6/21/2014

How Copyright laws and lobbyists stiffle innovation

TorrentFreak reported that Flixtor and Torrentlookup was shutdown by the developers voluntarily due to pressure from MPAA. They were looking down the barrel of a huge lawsuit and were not capable to defend themselves in courts.

I haven't seen nor used Flixtor, but from the screencap and description i gather it was quite a bit of innovation - a competing product for Netflix but using torrents as the distribution mechanism and apparently free for users.

Now this is the kind of innovation we need, but is being stiffled by MPAA, RIAA and the likes. Just imagine,easy to use app for the newest movies and a huge selection, powered by bittorrent on the backend hence costing 0 for the developers to handle the distribution of data, and free for users.

Why, couldn't they just work with them? Make some kind of deal to keep this innovation moving.
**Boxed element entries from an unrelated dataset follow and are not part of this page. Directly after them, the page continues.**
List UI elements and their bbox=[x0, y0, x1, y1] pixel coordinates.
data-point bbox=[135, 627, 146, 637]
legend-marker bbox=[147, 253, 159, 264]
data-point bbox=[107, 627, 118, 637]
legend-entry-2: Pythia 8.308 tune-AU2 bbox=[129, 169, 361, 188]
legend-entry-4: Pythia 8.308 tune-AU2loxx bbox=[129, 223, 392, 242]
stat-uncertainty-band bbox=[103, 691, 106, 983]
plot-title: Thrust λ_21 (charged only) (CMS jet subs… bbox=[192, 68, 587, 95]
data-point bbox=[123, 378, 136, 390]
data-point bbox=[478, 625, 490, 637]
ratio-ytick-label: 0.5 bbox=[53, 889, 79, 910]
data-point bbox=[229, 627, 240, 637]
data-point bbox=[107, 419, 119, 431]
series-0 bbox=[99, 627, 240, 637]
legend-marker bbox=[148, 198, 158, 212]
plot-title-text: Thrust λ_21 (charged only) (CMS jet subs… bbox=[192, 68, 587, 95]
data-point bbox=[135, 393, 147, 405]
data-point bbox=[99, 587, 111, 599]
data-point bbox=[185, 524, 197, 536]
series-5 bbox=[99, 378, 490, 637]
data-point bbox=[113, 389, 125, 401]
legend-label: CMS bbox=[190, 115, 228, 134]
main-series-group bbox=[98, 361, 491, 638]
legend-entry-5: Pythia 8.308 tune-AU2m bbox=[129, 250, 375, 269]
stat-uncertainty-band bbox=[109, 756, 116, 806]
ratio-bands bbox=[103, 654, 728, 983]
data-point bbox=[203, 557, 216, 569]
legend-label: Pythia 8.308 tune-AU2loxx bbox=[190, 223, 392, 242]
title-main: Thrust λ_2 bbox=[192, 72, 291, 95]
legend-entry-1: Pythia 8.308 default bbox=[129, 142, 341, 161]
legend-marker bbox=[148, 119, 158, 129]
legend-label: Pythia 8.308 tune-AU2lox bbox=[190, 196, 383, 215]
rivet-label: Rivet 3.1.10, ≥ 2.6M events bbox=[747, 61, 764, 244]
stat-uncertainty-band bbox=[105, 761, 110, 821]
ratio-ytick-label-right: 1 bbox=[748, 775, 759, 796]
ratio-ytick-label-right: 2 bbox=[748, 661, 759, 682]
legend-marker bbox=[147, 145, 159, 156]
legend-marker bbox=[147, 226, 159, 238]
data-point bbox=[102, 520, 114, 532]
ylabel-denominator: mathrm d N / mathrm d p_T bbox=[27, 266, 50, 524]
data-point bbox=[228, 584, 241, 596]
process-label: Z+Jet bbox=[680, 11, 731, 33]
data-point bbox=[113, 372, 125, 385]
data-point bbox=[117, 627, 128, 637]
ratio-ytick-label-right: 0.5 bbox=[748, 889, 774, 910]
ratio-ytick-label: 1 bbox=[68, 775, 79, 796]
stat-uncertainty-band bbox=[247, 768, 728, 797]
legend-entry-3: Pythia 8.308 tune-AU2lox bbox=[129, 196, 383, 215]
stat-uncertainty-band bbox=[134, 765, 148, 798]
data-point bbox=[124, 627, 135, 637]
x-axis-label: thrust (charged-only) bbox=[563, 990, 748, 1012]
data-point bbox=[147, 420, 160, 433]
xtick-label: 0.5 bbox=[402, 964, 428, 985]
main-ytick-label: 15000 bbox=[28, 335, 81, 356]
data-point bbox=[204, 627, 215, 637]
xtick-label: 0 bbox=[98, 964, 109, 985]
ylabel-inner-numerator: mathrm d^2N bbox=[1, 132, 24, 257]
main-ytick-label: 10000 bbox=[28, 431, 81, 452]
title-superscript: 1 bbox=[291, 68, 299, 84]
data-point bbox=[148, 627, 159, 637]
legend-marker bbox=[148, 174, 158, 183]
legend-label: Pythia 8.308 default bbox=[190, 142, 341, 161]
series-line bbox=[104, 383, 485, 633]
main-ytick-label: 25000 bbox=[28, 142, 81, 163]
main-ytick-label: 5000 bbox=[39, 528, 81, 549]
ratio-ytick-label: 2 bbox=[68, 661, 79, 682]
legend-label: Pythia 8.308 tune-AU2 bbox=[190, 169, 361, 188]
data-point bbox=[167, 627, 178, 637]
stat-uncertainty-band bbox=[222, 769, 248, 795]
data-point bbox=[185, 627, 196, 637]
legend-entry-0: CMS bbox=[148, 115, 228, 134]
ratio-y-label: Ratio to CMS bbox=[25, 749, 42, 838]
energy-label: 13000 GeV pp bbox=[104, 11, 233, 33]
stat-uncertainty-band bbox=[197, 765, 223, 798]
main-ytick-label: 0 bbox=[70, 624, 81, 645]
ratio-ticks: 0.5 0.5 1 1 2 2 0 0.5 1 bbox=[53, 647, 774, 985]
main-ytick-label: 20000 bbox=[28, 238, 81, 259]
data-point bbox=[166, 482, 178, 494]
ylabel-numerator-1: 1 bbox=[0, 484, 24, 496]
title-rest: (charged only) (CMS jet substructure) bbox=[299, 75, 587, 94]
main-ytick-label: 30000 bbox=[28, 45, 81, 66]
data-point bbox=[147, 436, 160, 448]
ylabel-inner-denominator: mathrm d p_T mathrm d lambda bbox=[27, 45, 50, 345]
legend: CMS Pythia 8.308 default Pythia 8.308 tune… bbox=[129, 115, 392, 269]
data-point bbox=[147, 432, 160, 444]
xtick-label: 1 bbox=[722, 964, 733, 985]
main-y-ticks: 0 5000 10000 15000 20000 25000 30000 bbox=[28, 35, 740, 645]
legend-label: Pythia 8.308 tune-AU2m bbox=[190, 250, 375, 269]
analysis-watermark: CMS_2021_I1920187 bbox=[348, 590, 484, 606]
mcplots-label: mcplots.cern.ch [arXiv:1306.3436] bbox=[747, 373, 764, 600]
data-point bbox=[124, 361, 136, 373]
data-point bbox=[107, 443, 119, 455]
The irony is that this is the kind of innovation which actually is in the best interest of copyright holders, really the only question should be how do we monetize this platform where our releases freshly available and has a huge market, and has zero distribution costs, worldwide access.  Even if the copyright holders would receive just few cents per viewing of a movie, they would stand to make a killing when something like this becomes popular enough.
Since distribution is powered by Bittorrent, it's accessible from China, India etc. at the same flat rate, and those are some huge markets out there.